Matières premières critiques : pour être couronnée de succès, toute stratégie européenne devra associer des partenaires internationaux

Madonna le chantait déjà dans les années 1980 : We are living in a material world. Si nous voulons atteindre nos objectifs ambitieux sur les plans climatique et numérique, il est essentiel de garantir l'accès à ces matières en Europe, et plus particulièrement à ce que l’on appelle les « matières premières critiques » (MPC). Prenons l'exemple du cuivre, qui est utilisé dans toutes les technologies d'énergie propre et souvent aussi pour le câblage électrique. Ou encore le lithium, le nickel et le cobalt, qui sont utilisés pour produire les batteries des véhicules électriques. Par ailleurs, des « terres rares » aux consonances exotiques, telles que le néodyme, sont essentielles pour les aimants permanents que l'on trouve dans les éoliennes, les moteurs des véhicules électriques et les disques durs des ordinateurs.

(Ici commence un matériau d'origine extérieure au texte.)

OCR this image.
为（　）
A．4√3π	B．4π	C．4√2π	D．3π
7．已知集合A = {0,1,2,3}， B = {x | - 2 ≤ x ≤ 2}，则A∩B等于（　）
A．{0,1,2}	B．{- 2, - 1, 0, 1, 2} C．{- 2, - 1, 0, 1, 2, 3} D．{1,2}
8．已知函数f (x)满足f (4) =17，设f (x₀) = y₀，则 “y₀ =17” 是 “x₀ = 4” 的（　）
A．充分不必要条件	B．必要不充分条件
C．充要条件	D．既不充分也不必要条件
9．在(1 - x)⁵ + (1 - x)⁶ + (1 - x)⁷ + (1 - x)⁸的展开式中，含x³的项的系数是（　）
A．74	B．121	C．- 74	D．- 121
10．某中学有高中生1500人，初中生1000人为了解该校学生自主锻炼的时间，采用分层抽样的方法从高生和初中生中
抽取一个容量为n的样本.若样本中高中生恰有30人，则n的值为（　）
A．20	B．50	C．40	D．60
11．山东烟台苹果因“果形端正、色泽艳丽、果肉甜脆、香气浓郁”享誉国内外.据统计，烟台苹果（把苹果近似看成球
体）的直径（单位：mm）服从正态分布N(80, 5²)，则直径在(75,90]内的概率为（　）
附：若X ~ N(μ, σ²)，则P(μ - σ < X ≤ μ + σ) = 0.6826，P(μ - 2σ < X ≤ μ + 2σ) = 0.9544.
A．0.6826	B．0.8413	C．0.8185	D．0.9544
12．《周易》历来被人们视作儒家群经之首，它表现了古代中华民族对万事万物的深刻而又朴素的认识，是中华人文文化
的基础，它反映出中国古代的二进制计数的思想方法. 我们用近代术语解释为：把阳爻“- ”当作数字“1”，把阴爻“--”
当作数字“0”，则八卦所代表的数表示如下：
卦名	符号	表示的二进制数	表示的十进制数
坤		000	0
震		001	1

La demande mondiale de ces produits et d'autres MPC devrait croître rapidement. Du côté de l'offre, l'extraction des MPC est souvent dominée par une poignée de pays et/ou quelques grandes sociétés minières. Le raffinage de nombreuses MPC est encore plus concentré, souvent dans un seul pays, à savoir la Chine. Cette situation présente des risques importants au niveau de la chaîne d'approvisionnement, y compris la possibilité que les MPC soient utilisées comme levier géopolitique.

En réponse, la Commission européenne a récemment proposé une loi sur les matières premières critiques. La loi fixe des valeurs de référence en termes de capacité au niveau de l'UE pour l'extraction, le traitement et le recyclage des MPC d'ici 2030 – des objectifs que l'Europe entend atteindre en sélectionnant des projets stratégiques pour lesquels les procédures de délivrance de permis sont rationalisées et le financement facilité. La faisabilité globale et l'efficacité finale des politiques ambitieuses de l'Europe en matière de MPC restent incertaines. La relocalisation de l'extraction et de la transformation des MPC vers l'Europe serait extrêmement complexe : elle prendrait beaucoup de temps et serait certainement très coûteuse. L’Europe aura beaucoup de mal à trouver la patience et les ressources nécessaires.

Pour être couronnée de succès, toute stratégie européenne en matière de MPC devra être internationale. Conformément au mantra de l'« autonomie stratégique ouverte », l'UE doit rester ouverte et coopérative sans se montrer naïve. L'UE devra assortir les accords de partenariat stratégique conclus avec des pays producteurs de MPC d’importants soutiens financiers, tout en restant sensible à leurs ambitions et préoccupations nationales. Dans la mesure du possible, des synergies devront être recherchées avec d'autres importateurs de MPC partageant la même vision, afin d'assumer ensemble la charge financière que représente l'investissement dans les chaînes d'approvisionnement mondiales de MPC et de fixer des normes communes au niveau de la transparence et sur les plans environnemental et social pour les entreprises liées aux MPC.